Biotechnology

Marine fossils unearth stories of Panama’s deep past


Between 6.4 and 5.8 million years ago, most of the land bridges connecting North and South America had appeared and the channels connecting the Pacific and Atlantic oceans were shallow. Recent fossil discoveries in the northern Panama Canal region indicate that an exchange of marine species persisted in these shallow waters during the late stages of isthmus formation.

Credits: Aldo B./Jorge V./Carlos de G.

Between 6.4 and 5.8 million years ago, most of the land bridges connecting North and South America had appeared and the channels connecting the Pacific and Atlantic oceans were shallow. Recent fossil discoveries in the northern Panama Canal region indicate that an exchange of marine species persisted in these shallow waters during the late stages of isthmus formation.

In 2017 and 2019, Aldo Benites-Palomino was studying fossils collected in Panama in the Caribbean, when he came across some unexpected specimens. He was a biology student in Peru, where his training was classical. As an intern and then fellow at the Smithsonian Tropical Research Institute (STRI), his mindset changed. Her mentor, STRI staff scientist and paleobiologist Carlos Jaramillo, encouraged his students to change their focus when looking at fossils: instead of thinking about specimens or methods, to thinking about questions that fossils could answer.

“I wanted to go to STRI because it is the most important center for tropical biology in the world,” said Benites-Palomino. “There I could learn a lot about how biology and ecology work in the modern world.”

The fossilized remains belong to undersized cetaceans, a group of aquatic mammals that includes whales and dolphins, and the specimens are new to the region. Most were collected by Carlos de Gracia of STRI and Jorge Velez Juarbe of the Los Angeles Museum of Natural History, both co-authors in a new paper published in Biology Letter. In the article, Benites-Palomino and his colleagues not only describe the specimens, but also explore the stories they tell about the isthmus’ past.

The fossils date from the Late Miocene, around 6.4 to 5.8 million years ago, when the final stages of isthmus formation had already begun. These events affect oceanic waters and ocean currents around the world and trigger speciation events, in which species separated by land bridges develop their own unique characteristics in one of the oceans.

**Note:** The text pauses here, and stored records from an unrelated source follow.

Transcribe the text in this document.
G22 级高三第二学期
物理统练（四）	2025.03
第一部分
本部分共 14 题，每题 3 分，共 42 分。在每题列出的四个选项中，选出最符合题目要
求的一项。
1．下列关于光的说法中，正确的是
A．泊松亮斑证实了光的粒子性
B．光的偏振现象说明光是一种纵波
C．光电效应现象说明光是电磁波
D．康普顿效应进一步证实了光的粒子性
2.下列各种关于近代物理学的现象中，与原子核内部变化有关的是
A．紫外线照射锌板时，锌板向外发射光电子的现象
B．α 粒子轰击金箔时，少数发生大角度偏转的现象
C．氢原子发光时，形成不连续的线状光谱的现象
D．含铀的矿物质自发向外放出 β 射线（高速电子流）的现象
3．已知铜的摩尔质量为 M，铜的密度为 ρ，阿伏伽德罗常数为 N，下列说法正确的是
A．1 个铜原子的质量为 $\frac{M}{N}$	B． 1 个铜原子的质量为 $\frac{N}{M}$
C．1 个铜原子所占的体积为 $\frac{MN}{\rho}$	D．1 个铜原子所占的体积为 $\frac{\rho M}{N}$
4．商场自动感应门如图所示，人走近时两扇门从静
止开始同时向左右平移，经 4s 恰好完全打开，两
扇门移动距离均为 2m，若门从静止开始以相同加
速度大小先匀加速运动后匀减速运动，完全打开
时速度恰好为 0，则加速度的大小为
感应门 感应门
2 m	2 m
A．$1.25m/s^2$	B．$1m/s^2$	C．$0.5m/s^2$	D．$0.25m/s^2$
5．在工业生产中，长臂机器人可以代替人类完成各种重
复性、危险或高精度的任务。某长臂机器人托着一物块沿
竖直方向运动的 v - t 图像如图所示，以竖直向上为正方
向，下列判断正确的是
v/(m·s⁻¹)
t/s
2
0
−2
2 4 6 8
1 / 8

However, this cetacean found in the Panamanian Caribbean shares similarities with other Late Miocene species from the North and South Pacific Oceans, particularly the Pisco Formation in Peru, suggesting that some organisms could still disperse through shallow seas at times of deep water exchange. between the two oceans is no longer the case.

The paucity of fossil marine mammals from the western Caribbean has so far hampered understanding of the region’s deep past, so these new findings help strengthen current knowledge regarding the connectivity between Pacific and Caribbean marine fauna during the late phases of the isthmus formation.

“Panama’s fossil record of marine vertebrates has barely been explored,” said Carlos Jaramillo, STRI staff scientist and one of the study’s authors. “There are still many specimens to study and many more in the rock waiting to be discovered.”